Le gouvernement chinois a convoqué le fondateur du géant de l’immobilier ultra-endetté Evergrande après que celui-ci a signalé vendredi qu’il ne pouvait « pas garantir » avoir des ressources suffisantes pour honorer ses obligations financières.

En pratique, Evergrande a déposé vendredi soir des documents à la Bourse de Hong Kong, expliquant qu’il n’y a « pas de garantie que le groupe ait des fonds suffisants pour continuer à honorer ses obligations financières ».
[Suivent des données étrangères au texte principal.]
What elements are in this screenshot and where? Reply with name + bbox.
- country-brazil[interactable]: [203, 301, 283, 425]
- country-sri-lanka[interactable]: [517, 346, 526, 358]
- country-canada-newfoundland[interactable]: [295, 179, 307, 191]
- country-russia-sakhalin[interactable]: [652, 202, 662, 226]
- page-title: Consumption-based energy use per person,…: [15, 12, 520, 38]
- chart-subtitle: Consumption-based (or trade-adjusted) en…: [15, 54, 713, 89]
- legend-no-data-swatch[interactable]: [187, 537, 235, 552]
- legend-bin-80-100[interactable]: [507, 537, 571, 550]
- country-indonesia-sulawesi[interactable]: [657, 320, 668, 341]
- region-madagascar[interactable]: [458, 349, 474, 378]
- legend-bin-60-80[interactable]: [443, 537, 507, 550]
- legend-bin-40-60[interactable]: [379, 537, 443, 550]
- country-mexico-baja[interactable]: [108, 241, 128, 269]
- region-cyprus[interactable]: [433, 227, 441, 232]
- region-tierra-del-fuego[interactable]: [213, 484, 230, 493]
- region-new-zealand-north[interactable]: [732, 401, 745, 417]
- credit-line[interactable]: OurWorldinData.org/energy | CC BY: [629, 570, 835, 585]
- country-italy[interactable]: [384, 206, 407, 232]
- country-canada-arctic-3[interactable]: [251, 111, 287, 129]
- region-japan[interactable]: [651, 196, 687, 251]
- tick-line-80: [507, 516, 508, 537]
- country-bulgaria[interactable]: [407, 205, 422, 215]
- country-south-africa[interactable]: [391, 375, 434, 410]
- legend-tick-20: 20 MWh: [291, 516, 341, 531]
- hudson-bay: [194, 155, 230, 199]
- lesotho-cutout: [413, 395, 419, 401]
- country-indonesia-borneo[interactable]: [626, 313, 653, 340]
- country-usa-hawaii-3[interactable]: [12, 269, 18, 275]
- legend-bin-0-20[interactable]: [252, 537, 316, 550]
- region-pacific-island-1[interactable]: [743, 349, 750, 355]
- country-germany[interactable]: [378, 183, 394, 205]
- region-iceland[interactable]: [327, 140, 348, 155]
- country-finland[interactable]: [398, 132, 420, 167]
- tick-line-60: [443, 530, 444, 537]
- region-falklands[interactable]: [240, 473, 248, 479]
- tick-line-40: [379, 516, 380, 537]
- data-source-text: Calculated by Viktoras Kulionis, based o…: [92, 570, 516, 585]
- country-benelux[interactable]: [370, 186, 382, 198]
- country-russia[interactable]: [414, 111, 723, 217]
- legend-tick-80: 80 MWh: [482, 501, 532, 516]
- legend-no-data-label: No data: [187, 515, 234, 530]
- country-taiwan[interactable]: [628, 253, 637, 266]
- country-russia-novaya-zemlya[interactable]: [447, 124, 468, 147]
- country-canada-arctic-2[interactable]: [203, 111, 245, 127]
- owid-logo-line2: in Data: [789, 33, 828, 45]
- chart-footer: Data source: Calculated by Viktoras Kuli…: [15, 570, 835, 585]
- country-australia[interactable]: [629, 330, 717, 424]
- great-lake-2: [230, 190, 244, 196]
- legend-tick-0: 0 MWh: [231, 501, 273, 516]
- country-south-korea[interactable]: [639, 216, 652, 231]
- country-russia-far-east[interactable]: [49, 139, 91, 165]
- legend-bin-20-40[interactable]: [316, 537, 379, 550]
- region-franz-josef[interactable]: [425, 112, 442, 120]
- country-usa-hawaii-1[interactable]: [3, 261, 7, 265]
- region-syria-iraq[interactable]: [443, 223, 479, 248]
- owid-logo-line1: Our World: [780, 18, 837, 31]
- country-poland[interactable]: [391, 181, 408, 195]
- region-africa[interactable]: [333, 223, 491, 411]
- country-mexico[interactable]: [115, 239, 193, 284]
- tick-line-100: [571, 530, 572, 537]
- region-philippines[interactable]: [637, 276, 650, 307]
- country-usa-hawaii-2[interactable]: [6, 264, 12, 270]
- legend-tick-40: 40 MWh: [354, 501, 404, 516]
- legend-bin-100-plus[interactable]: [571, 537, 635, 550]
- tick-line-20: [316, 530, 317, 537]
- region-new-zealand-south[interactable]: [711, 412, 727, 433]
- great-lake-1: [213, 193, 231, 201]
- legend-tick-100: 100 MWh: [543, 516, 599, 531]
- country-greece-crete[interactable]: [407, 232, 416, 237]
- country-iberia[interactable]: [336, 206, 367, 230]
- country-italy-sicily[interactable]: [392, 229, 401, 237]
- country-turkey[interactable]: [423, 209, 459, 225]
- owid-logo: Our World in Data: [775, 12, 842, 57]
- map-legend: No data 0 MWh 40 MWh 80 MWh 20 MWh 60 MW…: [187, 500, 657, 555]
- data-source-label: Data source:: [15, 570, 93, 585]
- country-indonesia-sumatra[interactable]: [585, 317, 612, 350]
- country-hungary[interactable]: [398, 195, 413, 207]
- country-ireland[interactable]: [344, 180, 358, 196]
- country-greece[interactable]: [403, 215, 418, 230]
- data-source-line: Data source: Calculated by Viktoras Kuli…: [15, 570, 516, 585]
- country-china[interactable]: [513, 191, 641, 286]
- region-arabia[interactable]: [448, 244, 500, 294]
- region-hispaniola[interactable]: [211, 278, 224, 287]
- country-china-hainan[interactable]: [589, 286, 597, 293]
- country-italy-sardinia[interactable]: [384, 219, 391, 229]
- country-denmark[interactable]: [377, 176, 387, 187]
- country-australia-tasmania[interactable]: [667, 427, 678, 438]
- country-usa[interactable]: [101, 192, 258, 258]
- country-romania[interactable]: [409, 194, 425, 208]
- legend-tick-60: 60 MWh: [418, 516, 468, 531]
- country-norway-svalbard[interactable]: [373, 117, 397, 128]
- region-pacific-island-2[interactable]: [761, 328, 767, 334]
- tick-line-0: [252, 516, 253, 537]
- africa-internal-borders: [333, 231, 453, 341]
Les autorités locales du Guangdong ont annoncé dans la foulée dans un communiqué avoir « immédiatement convoqué Xu Jianyin (…) et s’être mis d’accord pour dépêcher un groupe de travail à Evergrande Real Estate Group pour superviser la gestion des risques de l’entreprise ».

Dans un autre communiqué publié vendredi, Evergrande a déclaré qu’elle explorait diverses solutions, « y compris, mais sans s’y limiter, le renouvellement et la prolongation d’emprunts et des cessions d’actifs ».

Il a ajouté que l’une de ses émissions obligataires devait arriver à échéance mardi, pour un montant de 400 millions de dollars. Un échec pour honorer ce remboursement placerait l’entreprise en défaut de paiement, avec pour conséquence de déclencher un défaut sur d’autres remboursements de dette.

Evergrande, qui traîne une ardoise de dettes estimée à 260 milliards d’euros, est l’un des plus gros promoteurs de Chine. Il emploie 200.000 personnes et son activité génère 3,8 millions d’emplois dans le pays, selon l’entreprise.

Mais étranglé par sa dette colossale, le groupe se débat depuis plusieurs mois pour honorer ses paiements d’intérêts et ses livraisons d’appartements.

La situation du groupe est scrutée avec inquiétude depuis plusieurs mois car son potentiel effondrement pourrait plomber la croissance du géant asiatique. 

Evergrande a évité plusieurs défauts de paiement en octobre, en effectuant in extremis des paiements d’intérêts à des détenteurs d’obligations à l’étranger. Mais le groupe cherche depuis plusieurs mois à se délester d’actifs afin de se renflouer.